Values increased 1 percent from the previous month, when they rose 0.4 percent, the mortgage unit of Lloyds Banking Group Plc (LLOY) said in a statement in London today. From a year earlier, prices were down 0.2 percent to an average 162,417 pounds ($253,200).
The U.K. property market has struggled to recover amid tight lending conditions that’s made it difficult to get a mortgage. The Bank of England, which is working on a new plan with the government to boost lending, will probably decide today to expand stimulus to stoke an economic recovery and keep its benchmark interest rate at a record low.

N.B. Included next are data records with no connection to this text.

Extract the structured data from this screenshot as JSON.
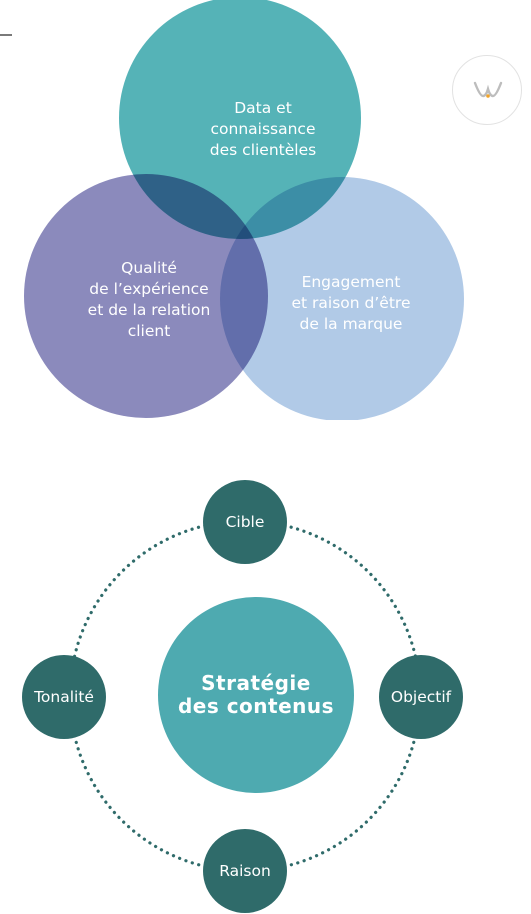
{
  "venn": {
    "data": {
      "line1": "Data et",
      "line2": "connaissance",
      "line3": "des clientèles",
      "color": "#4aaeb3"
    },
    "quality": {
      "line1": "Qualité",
      "line2": "de l’expérience",
      "line3": "et de la relation",
      "line4": "client",
      "color": "#7b7ab3"
    },
    "engagement": {
      "line1": "Engagement",
      "line2": "et raison d’être",
      "line3": "de la marque",
      "color": "#a9c4e4"
    }
  },
  "content_strategy": {
    "center": {
      "line1": "Stratégie",
      "line2": "des contenus",
      "color": "#4eaab0"
    },
    "nodes": {
      "cible": "Cible",
      "tonalite": "Tonalité",
      "objectif": "Objectif",
      "raison": "Raison"
    },
    "node_color": "#2f6b6a"
  },
  "logo": {
    "icon": "w-monogram-icon"
  }
}
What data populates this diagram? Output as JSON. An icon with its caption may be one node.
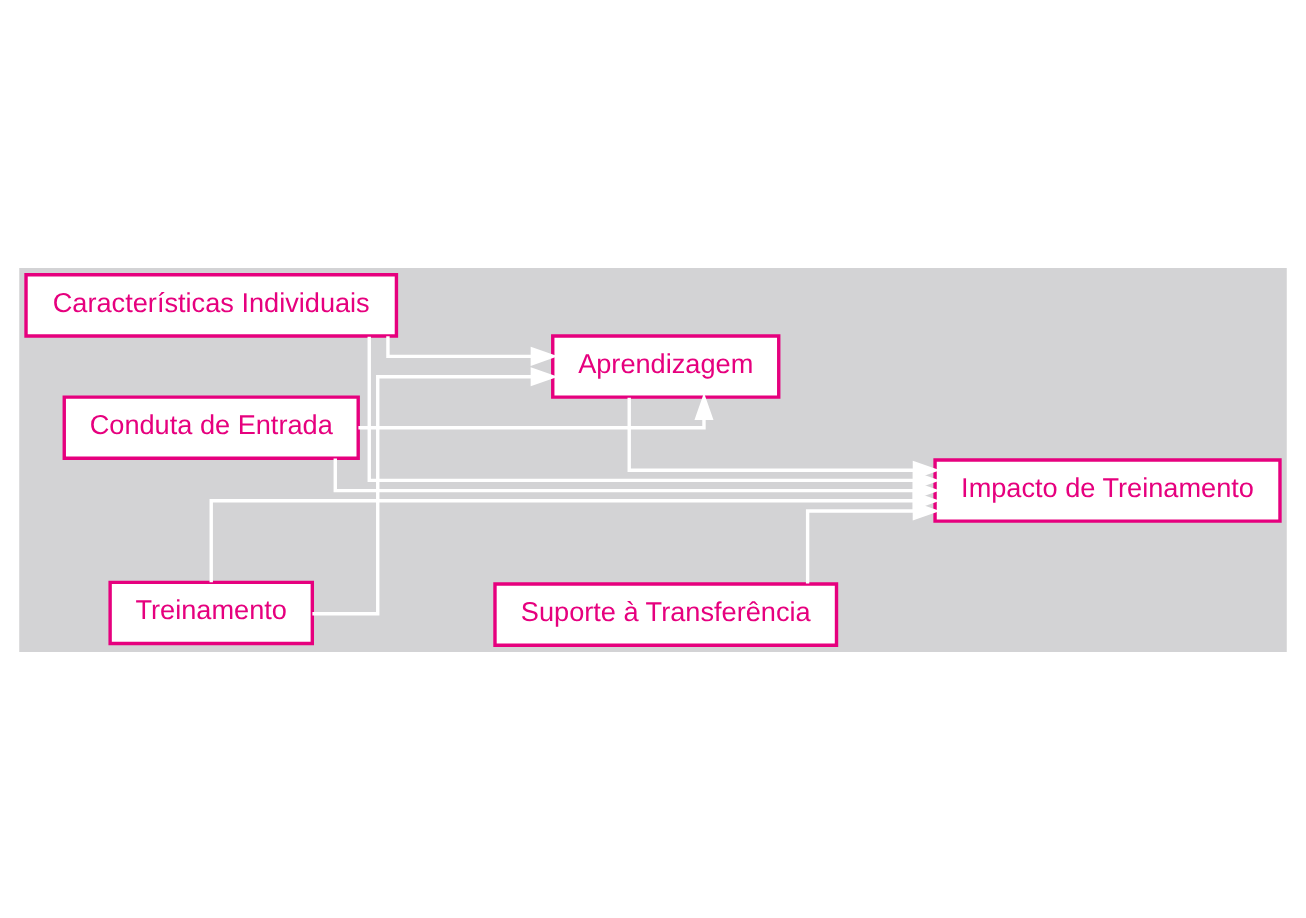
{
  "diagram": {
    "nodes": [
      {
        "text": [
          "Características Individuais"
        ]
      },
      {
        "text": [
          "Conduta de Entrada"
        ]
      },
      {
        "text": [
          "Treinamento"
        ]
      },
      {
        "text": [
          "Suporte à Transferência"
        ]
      },
      {
        "text": [
          "Aprendizagem"
        ]
      },
      {
        "text": [
          "Impacto de Treinamento"
        ]
      }
    ],
    "edges": [
      {
        "from": 0,
        "to": 4,
        "arrow": "to"
      },
      {
        "from": 1,
        "to": 4,
        "arrow": "to"
      },
      {
        "from": 2,
        "to": 4,
        "arrow": "to"
      },
      {
        "from": 0,
        "to": 5,
        "arrow": "to"
      },
      {
        "from": 1,
        "to": 5,
        "arrow": "to"
      },
      {
        "from": 2,
        "to": 5,
        "arrow": "to"
      },
      {
        "from": 3,
        "to": 5,
        "arrow": "to"
      },
      {
        "from": 4,
        "to": 5,
        "arrow": "to"
      }
    ]
  }
}
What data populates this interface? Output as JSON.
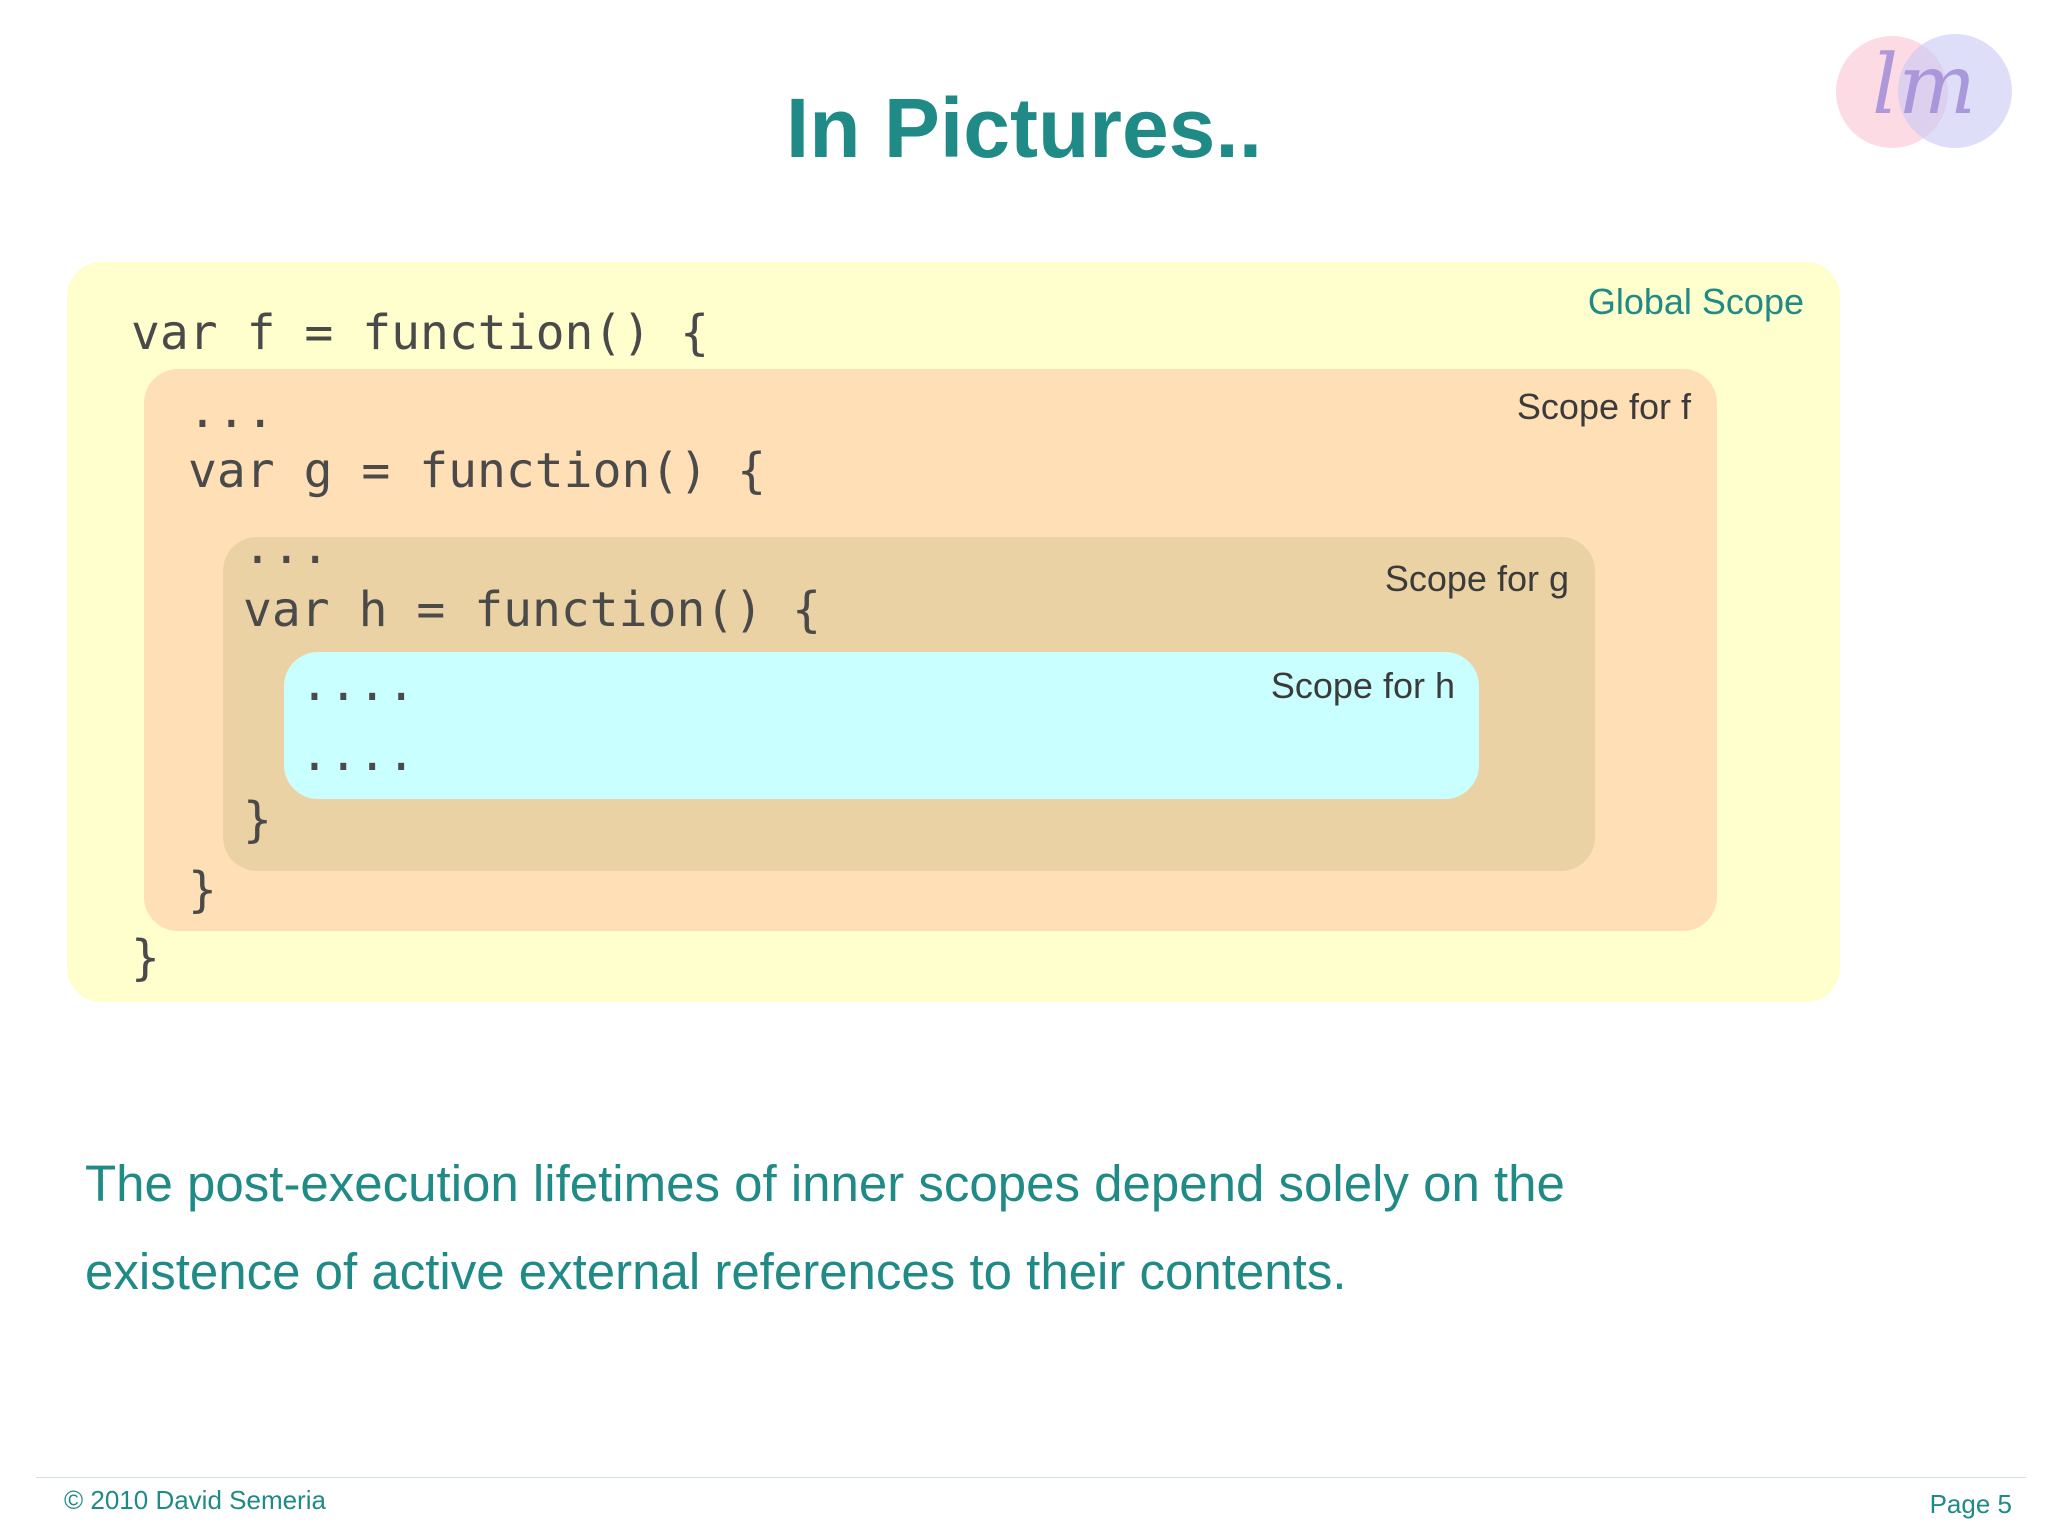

“Continuing low levels of mortgage payments relative to income and recent increases in employment may have helped support house prices so far this year,” Halifax economist Martin Ellis said. “We expect little change in prices and sales over the remainder of the year provided that the U.K.’s economic outlook does not deteriorate significantly.”
Over the past year, there have been six monthly price increases and six declines, based on Halifax data. In the second quarter, values fell 0.3 percent compared with the quarter through March and were down 0.5 percent from a year earlier.
Other recent data point to a slowdown in the housing market. Hometrack Ltd. said this week that property prices stopped rising in June for the first time in four months as economic uncertainty and a seasonal slowdown curtailed activity in a market that now faces “downward pressure.” Nationwide Building Society said prices fell 0.6 percent last month.
Mortgage approvals fell to 51,098 in May from 51,627 the previous month, the Bank of England said on July 3.
Policy makers will probably increase their bond-purchase program by 50 billion pounds to 375 billion pounds, according to the median estimate of 41 economists in a Bloomberg News survey. They’ll also hold the benchmark interest rate at 0.5 percent, according to a separate poll. The bank will announce the decisions at noon in London.